In 2021, HRCI began implementing an ethics requirement for all candidates undergoing recertification. It is not a special type of credit like business credit, California credit, or global credit. Rather, it is simply a required subject matter for one of the 45/60 HR credits.

As explained on, “This requirement ensures our certificants remain aware of crucial ethical practices and behaviors in the workplace. There is NOT a specific ‘Ethics Credit’ designation to select from when entering the activity. Simply include one ethics-themed activity in your recertification plan and check the required ‘ethics affirmation box’ to submit your recertification application.”

3. Explore recertification credit options

A top reason many HR professionals prefer earning HRCI recertification credits over retaking the certification exam is that so many ways exist to earn these hours. Individuals can tailor their HR recertification plan to meet their interests and contribute to their career goals.

HR credits fall into two basic categories:

Professional Development

Credits earned in this manner add to a learner’s knowledge base. Teaching methods range from on-site seminars and conferences to e-learning opportunities such as webinars and online courses.

Professional Achievement

Receiving credit in this manner involves doing HR-related activities, such as presenting on a webcast, completing a special project at work, conducting research, or publishing. You even can earn up to 12 credits for holding HR membership in industry associations.

Numerous recertification resources exist to find valid ways to gain credits. The HRCI Learning Center’s catalog is a good place to start. It presents a variety of opportunities, and you can search by topic of interest or credit type (HR, business, global, or California).
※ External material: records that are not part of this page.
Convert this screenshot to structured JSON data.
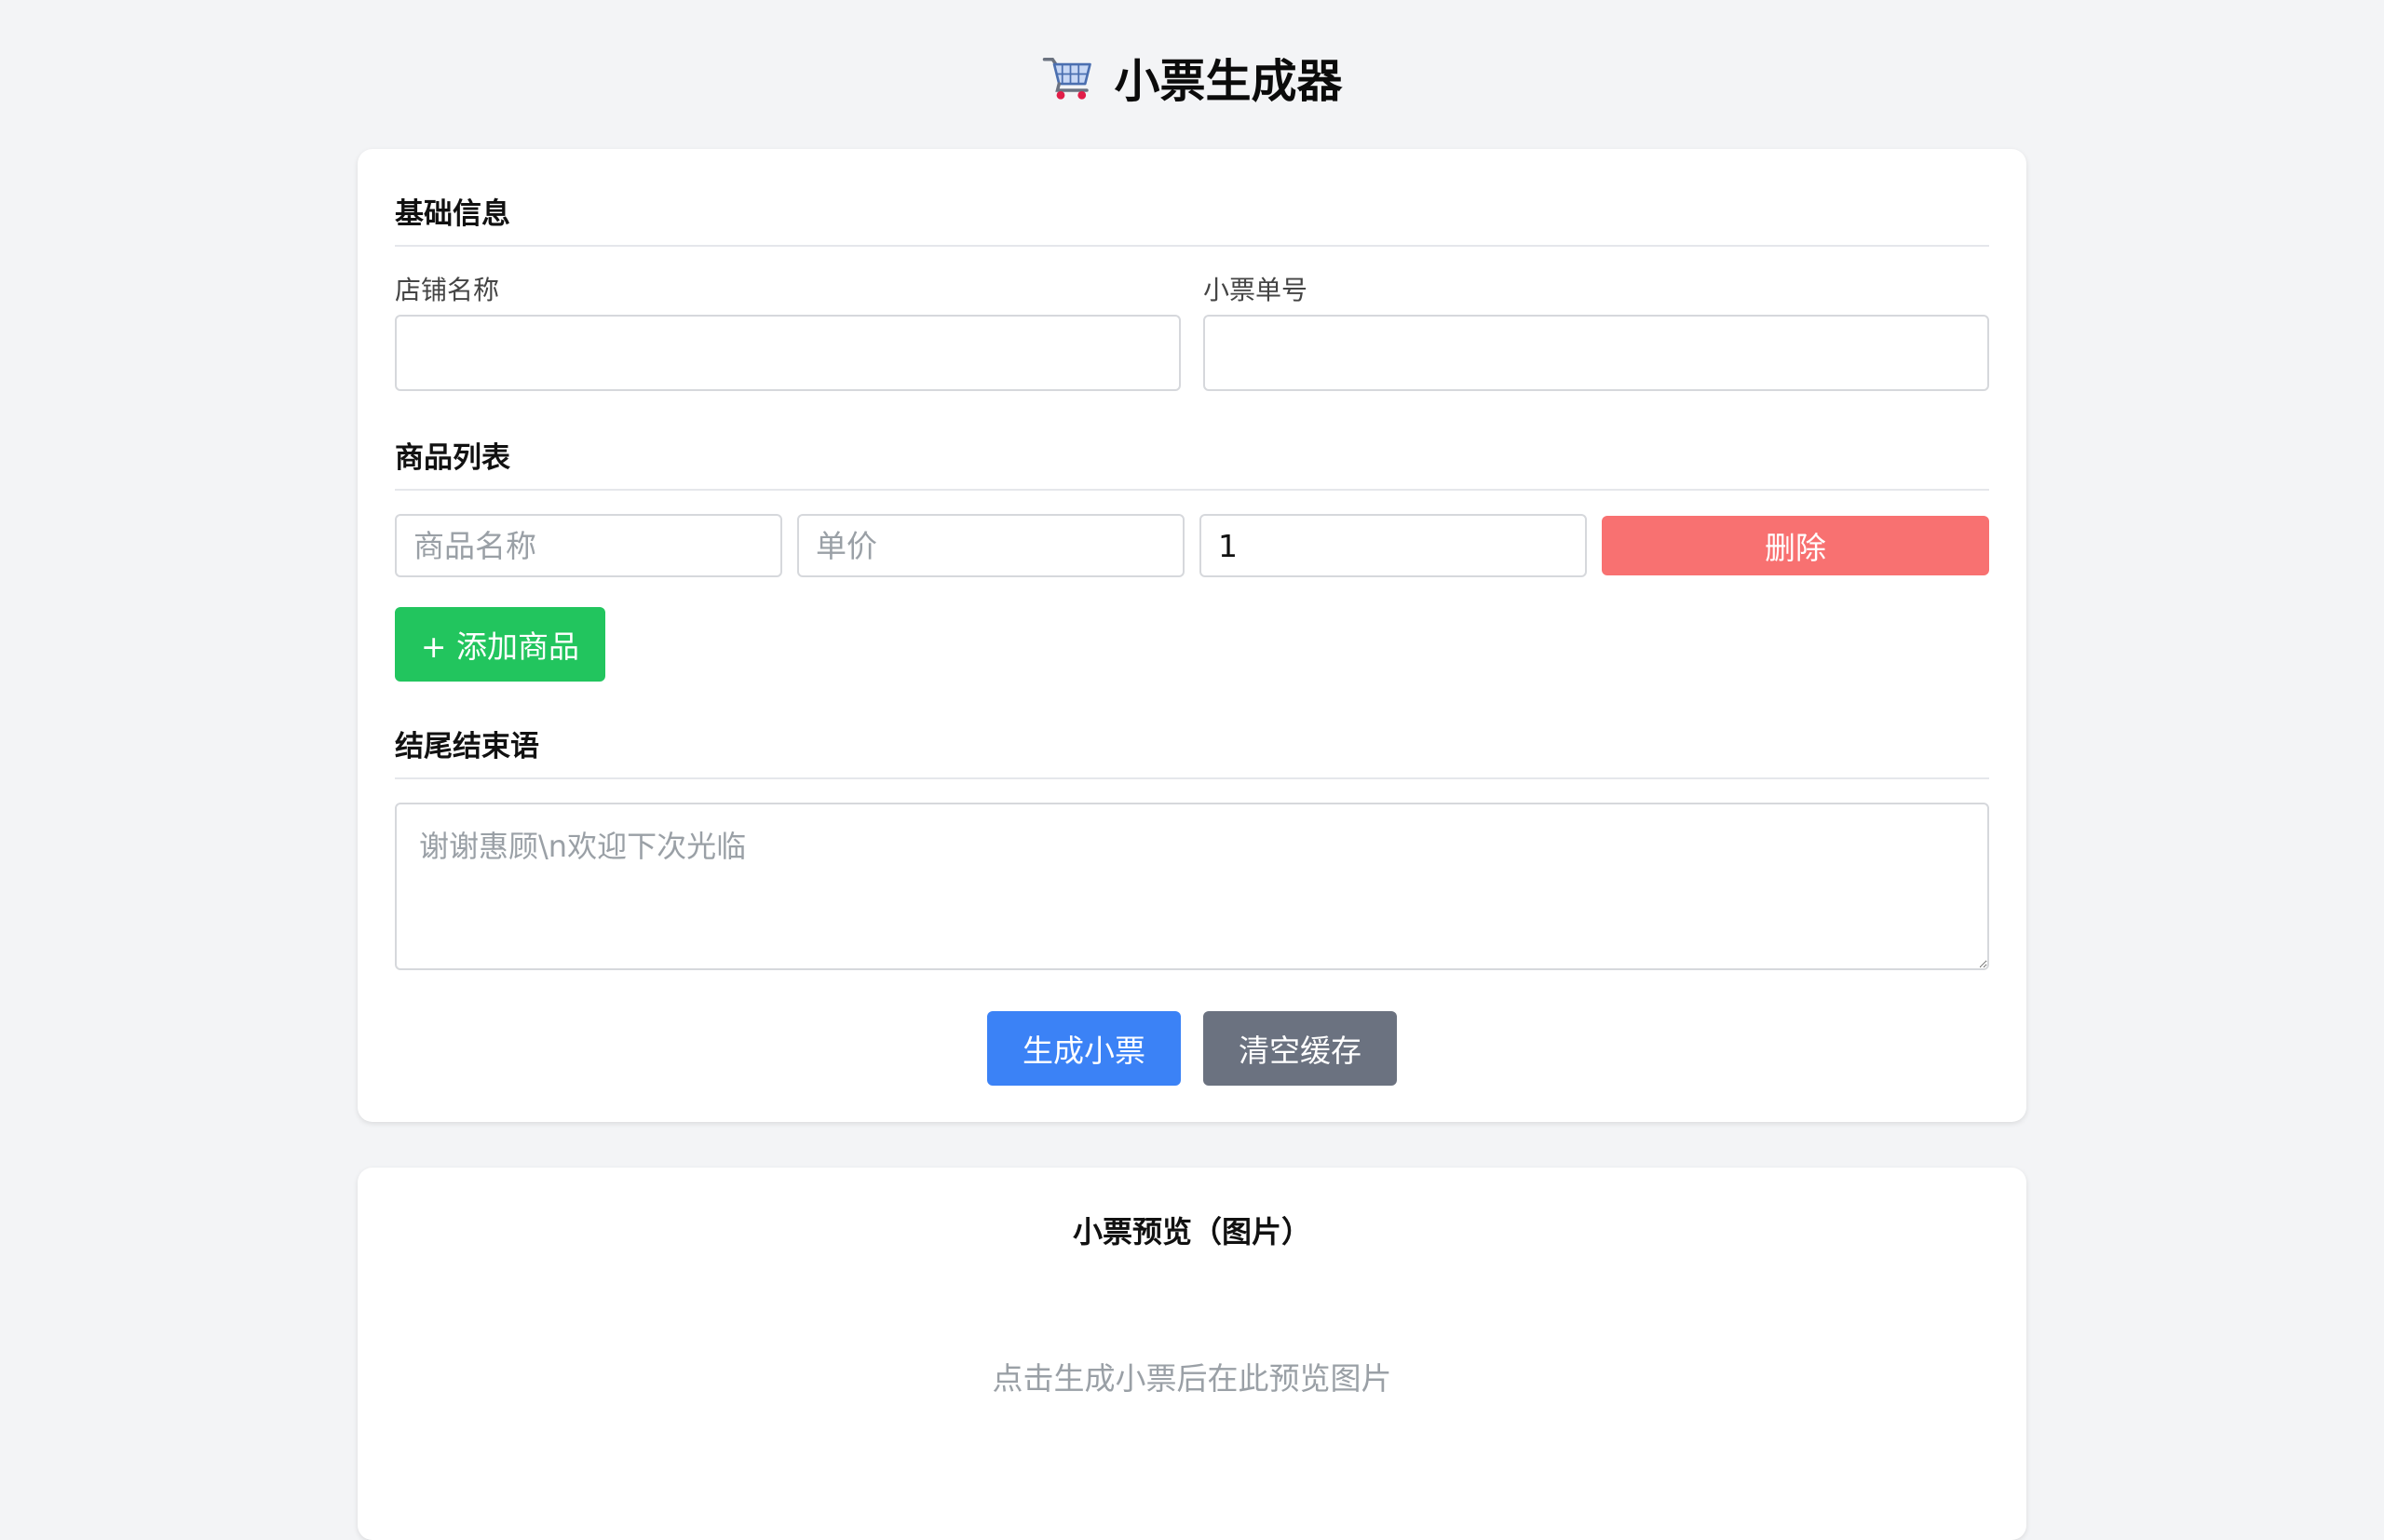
{
  "header": {
    "title": "小票生成器",
    "icon": "shopping-cart-icon"
  },
  "basic_info": {
    "section_title": "基础信息",
    "store_name_label": "店铺名称",
    "store_name_value": "",
    "receipt_no_label": "小票单号",
    "receipt_no_value": ""
  },
  "items": {
    "section_title": "商品列表",
    "rows": [
      {
        "name_placeholder": "商品名称",
        "price_placeholder": "单价",
        "quantity": "1",
        "delete_label": "删除"
      }
    ],
    "add_label": "+ 添加商品"
  },
  "footer": {
    "section_title": "结尾结束语",
    "placeholder": "谢谢惠顾\\n欢迎下次光临"
  },
  "actions": {
    "generate_label": "生成小票",
    "clear_label": "清空缓存"
  },
  "preview": {
    "title": "小票预览（图片）",
    "hint": "点击生成小票后在此预览图片"
  },
  "colors": {
    "background": "#f3f4f6",
    "delete": "#f87171",
    "add": "#22c55e",
    "generate": "#3b82f6",
    "clear": "#6b7280"
  }
}
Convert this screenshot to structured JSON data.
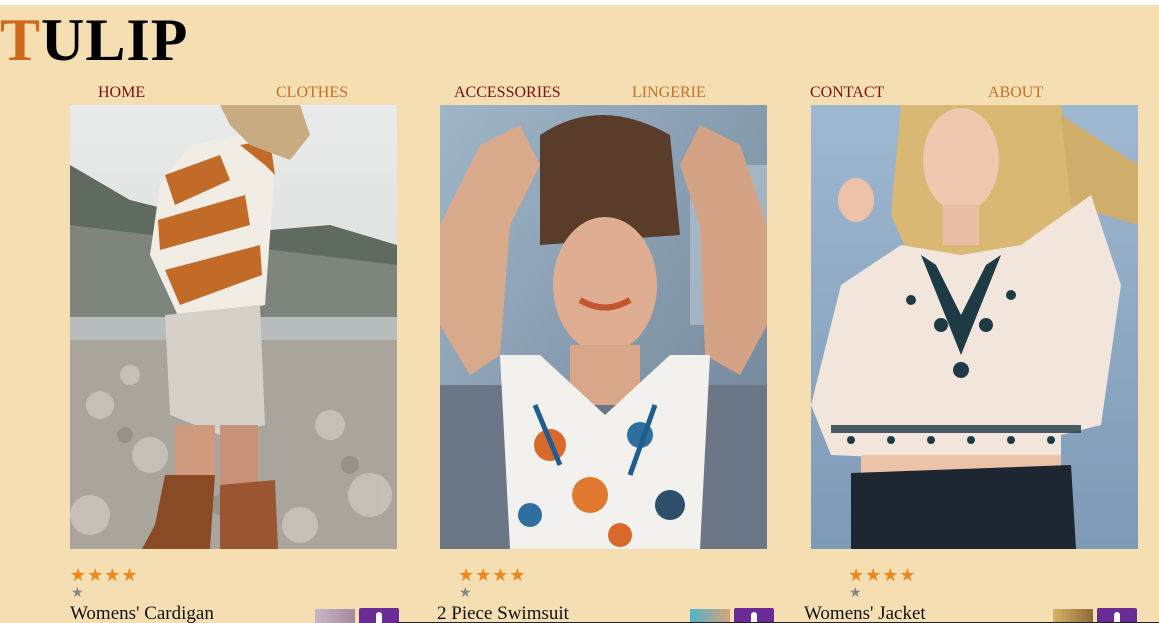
{
  "brand": {
    "first_letter": "T",
    "rest": "ULIP",
    "accent_color": "#cf6a1c"
  },
  "nav": {
    "home": "HOME",
    "clothes": "CLOTHES",
    "accessories": "ACCESSORIES",
    "lingerie": "LINGERIE",
    "contact": "CONTACT",
    "about": "ABOUT"
  },
  "products": [
    {
      "name": "Womens' Cardigan",
      "rating": 4,
      "image_icon": "model-chevron-sweater-photo",
      "thumb_icon": "thumbnail-icon",
      "cart_icon": "cart-button-icon"
    },
    {
      "name": "2 Piece Swimsuit",
      "rating": 4,
      "image_icon": "model-floral-swimsuit-photo",
      "thumb_icon": "thumbnail-icon",
      "cart_icon": "cart-button-icon"
    },
    {
      "name": "Womens' Jacket",
      "rating": 4,
      "image_icon": "model-embroidered-blouse-photo",
      "thumb_icon": "thumbnail-icon",
      "cart_icon": "cart-button-icon"
    }
  ],
  "colors": {
    "background": "#f6deb3",
    "nav_dark": "#7a1310",
    "nav_orange": "#c76f22",
    "star": "#f1861a",
    "star_empty": "#858585",
    "cart_button": "#6b2b95"
  }
}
HRCI also operates a search engine of upcoming activities such as webcasts and on-site conferences. Use filters to target specific locations, type of opportunity, number of credit hours, and type of credit.

Another search engine alerts certificants to approved providers. These are third-party organizations whose continuing education activities HRCI already has reviewed and pre-approved.

But what about getting proper credit for independent study or work-based achievements? Be ready to show their relevance. According to HRCI’s Recertification Policies and Procedures Handbook, “In general, if an activity can be tied to the specific HRCI Exam Content Outline associated with your designation and adds to a professional’s knowledge of the HR field, it will be awarded recertification credit. When you submit your recertification application, you must show how the activities are all HR-related.”

This last line is very important. Personal development courses or activities are NOT eligible for recertification credit. Learning about, say, stress reduction or time management may be interesting or useful, but it will not be accepted toward recertification. Keep the relevance to human resources top of mind.

4. Submit your recertification application

A great way to keep track of progress toward recertification is by recording credits as you earn them. All HRCI credential holders possess an online profile on the HRCI website, which proves a convenient place to store this information. Uploading relevant supporting documentation, such as registration confirmations or certificates of attendance, helps should you be randomly selected for a recertification audit.

When you have completed the number of recertification credits necessary to your specific certification, you can submit your recertification application. Take a look at the associated fees and deadlines beforehand. Then, you will have everything at the ready when you sit down to present evidence of your on-going commitment to the human resources industry!